En 1966 se alistó. Se graduó en la escuela de cadetes de Fort
Benning, el lugar donde le entrevistó Hersh. El ejército no cambió la
tendencia introvertida y huraña de Calley. Uno de los soldados de la
Compañía C, Allen Boyce, dijo: “Todo el mundo se reía de Calley. Era uno
de esos tipos que invitan a la caricatura”. Ante Hersh, Calley se
mantuvo firme asegurando que él solo había cumplido con su deber. En un
momento de la entrevista, Calley se excusó para ir al baño y Hersh pudo
ver por la puerta entreabierta que estaba vomitando sangre.
Sin embargo, el deber de Estadas Unidos en Vietnam comenzaba a
cuestionarse a finales de una década que luego fue bautizada como
prodigiosa, y el sentimiento contra la guerra se extendía entre un
sector cada vez más amplio de la población. Resolver cuanto antes el
conflicto y no hurgar en las heridas era entonces la consigna de la
administración norteamericana. Hersh pudo comprobarlo cuando intentó
publicar su reportaje.
La revista Life, una de las primeras del país, lo rechazó.
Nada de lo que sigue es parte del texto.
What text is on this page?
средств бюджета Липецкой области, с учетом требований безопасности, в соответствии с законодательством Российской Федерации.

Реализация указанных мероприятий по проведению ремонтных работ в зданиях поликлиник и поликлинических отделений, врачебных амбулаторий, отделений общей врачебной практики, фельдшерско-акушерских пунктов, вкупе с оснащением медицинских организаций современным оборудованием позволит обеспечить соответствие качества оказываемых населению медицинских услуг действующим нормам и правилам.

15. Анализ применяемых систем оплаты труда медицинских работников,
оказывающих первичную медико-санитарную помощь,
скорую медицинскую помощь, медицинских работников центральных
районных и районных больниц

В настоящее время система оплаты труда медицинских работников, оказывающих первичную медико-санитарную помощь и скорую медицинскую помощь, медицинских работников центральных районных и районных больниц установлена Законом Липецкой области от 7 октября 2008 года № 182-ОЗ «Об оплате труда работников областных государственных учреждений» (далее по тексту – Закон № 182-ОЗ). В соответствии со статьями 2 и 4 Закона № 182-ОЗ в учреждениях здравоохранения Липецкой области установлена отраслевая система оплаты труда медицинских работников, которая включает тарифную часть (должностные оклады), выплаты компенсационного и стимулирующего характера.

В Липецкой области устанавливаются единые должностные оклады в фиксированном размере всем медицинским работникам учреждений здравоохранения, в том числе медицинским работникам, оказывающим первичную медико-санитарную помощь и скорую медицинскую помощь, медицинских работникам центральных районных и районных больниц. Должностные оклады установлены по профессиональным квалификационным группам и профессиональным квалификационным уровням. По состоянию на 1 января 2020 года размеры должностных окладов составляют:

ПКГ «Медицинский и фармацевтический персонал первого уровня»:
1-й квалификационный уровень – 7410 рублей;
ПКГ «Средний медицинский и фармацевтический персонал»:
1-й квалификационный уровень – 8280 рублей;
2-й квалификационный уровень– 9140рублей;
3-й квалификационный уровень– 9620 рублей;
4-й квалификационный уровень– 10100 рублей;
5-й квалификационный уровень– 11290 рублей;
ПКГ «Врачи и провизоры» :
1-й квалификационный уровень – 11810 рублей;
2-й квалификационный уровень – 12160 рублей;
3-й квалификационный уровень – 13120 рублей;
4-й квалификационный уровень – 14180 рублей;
Le dijeron que ya sabían de aquello por la versión de un ex combatiente,
Ronald Ridenhour. En Look tampoco interesaba: era una noticia
vieja. Hersh se reafirmaba cada vez más en su idea de que todo era “una
mentira tras otra”. Uno de los que escuchaban su lamento era su vecino
David Obst, un joven de 23 años que acababa de fundar la agencia de
noticias Dispatch News Service y que rápidamente le brindó su ayuda.
Obst se puso en contacto con medio centenar de periódicos ofreciendo el
artículo por cien dólares. La acogida, para sorpresa de Hersh, fue
magnífica, y 36 diarios lo aceptaron, entre ellos The Times, de Londres; The San Francisco Chronicle, The Boston Globe y The Saint Louis Post Dispatch. El artículo de Hersh apareció publicado por primera vez el 14 de noviembre de 1969. Ese mismo día, The New York Times, que había investigado por su cuenta la matanza de My Lai, publicó su versión de los hechos firmada por el reportero Bob Smith.
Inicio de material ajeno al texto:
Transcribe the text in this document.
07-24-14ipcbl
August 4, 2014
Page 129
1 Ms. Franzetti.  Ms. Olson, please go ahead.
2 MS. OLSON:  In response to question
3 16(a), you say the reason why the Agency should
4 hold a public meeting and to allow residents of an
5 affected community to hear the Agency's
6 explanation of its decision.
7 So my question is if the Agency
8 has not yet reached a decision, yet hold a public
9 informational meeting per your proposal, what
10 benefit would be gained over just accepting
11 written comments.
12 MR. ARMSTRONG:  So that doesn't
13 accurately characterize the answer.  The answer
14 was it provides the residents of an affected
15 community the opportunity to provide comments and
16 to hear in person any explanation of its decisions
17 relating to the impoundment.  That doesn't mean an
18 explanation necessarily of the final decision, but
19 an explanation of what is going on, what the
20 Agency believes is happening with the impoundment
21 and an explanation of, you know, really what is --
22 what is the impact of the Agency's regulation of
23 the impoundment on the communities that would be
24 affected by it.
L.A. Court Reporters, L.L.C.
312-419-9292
La noticia fue recibida de forma desigual. Mientras en The Washington Post y otros diarios norteamericanos el reportaje era menos valorado que el Apolo XII o la rueda de prensa del vicepresidente Spiro Agnew, en los periódicos europeos
saltaba a la primera página. Días después, cuando la denuncia parecía
caer en el olvido, Obst y Hersh contratacaron con una serie de
entrevistas a miembros de la Compañía C. La matanza de My Lai ocupó
realmente los titulares de los medios de comunicación norteamericanos el
20 de noviembre.
The Cleveland Plain Dealer publicó poco después las
fotografías del suceso tomadas por Ronald L. Haeberle, el fotógrafo del
ejército que iba con la Compañía C durante la misión. Haeberle se había
reservado algunos carretes. Los que entregó habían desaparecido en las
oficinas de la Brigada. También desaparecieron algunas de las frases del
periodista de la misión, Jay Roberts, quien declaró posteriormente que
ni siquiera pasó por su mente mandar una crónica que se aproximara a lo
que vio en My Lai.
El fotógrafo David Duncan, galardonado con la medalla de oro Robert
Capa del Club de Prensa por su trabajo sobre la lucha en Con Thieu para
la revista Life, había llegado a Cleveland para promocionar su último libro. Vio en la primera edición del Plain Dealer el
reportaje gráfico de Haeberle y llamó rápidamente al periódico diciendo
que las fotografías podían ser falsas y pidiendo que parasen la
rotativa. “Estáis haciendo un mal servicio a América”, dijo. Pero al
otro lado del teléfono había un redactor jefe de noche rudo y
desconfiado que se quitó de encima a Duncan lo mejor que pudo.
Los
responsables del periódico habían tenido serias dudas sobre la
autenticidad del material gráfico y la oportunidad de su publicación.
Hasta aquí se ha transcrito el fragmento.